Ve işte artık o an gelmişti Juventus finaldeydi ve rakip Baskların temsilcisi Athletic Bilbao'ydu.Bilbao'nun elediği takımlar hiçte küçümsenir değildi.Yarı final'de Cruyff'lu Barcelona'yı çeyrek finalde ise Rivera'lı Milan'ı elemişlerdi.Belki bizim elediklerimiz bu kadar güçlü değildi ancak sahada elediklerimiz değil biz oynayacaktık.6 golle Dani en golcü oyuncularıydı ve ilk maç Torino'daydı.11'ler şöyleydi:
Juventus: Zoff, Cuccureddu, Gentile, Furino, Morini, Scirea, Causio, Tardelli, Boninsegna (39' pt Gori), Benetti, Bettega

Athletic Bilbao: Iríbar, Oñaederra, Escalza, Villar, Guisasola, Goicoechea, Dani, Irureta, Churruca, Rojo II, Rojo


Dakikalar 14'ü gösterdiğinde ise Tardelli 75.000 seyirci önünde Juventus'a avantajı getiren golü atıyordu.

İkinci maç San Mames'deydi,yenildik ama kupa yinede bizimdi şimdilerde 40.000 kişilik olan stad  
O gün  tam 43.000 kişiyi ağırladı,herkes kendi evinde kazandı.

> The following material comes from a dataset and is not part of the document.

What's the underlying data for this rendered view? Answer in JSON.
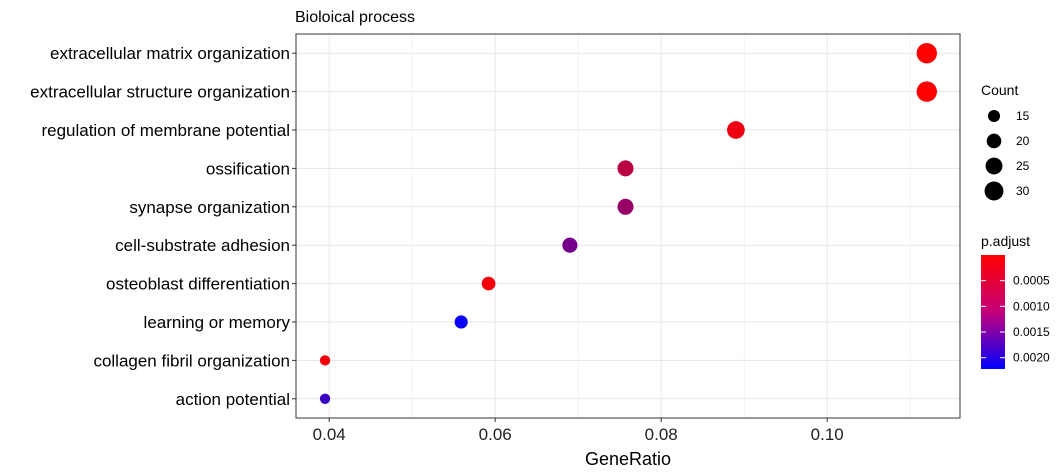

Athletic Bilbao: Iríbar, Lasa (18' st Carlos), Escalza, Villar, Guisasola, Alexanco, Dani, Irureta, Amorrortu, Churruca, Rojo I

Juventus: Zoff, Cuccureddu, Gentile, Furino, Morini, Scirea, Causio, Tardelli, Boninsegna (14' st Spinosi), Benetti, Bettega
 

Goller:Bettega(Juventus),Irrureta,Carlos (Athletic Bilbao)






 
 

Bu arada turnuvanın gol kralı 7 golle Hector(Derby County) oldu.İlk turda Finn Harps adlı takıma 16 gol attıkları maçta attı bütün gollerini sonraki turda AEK'dan 5 yiyip kupadan elendiler.Takım arkadaşı  George'da o maçta 6 gol attı ve gol krallığında ikinci oldu.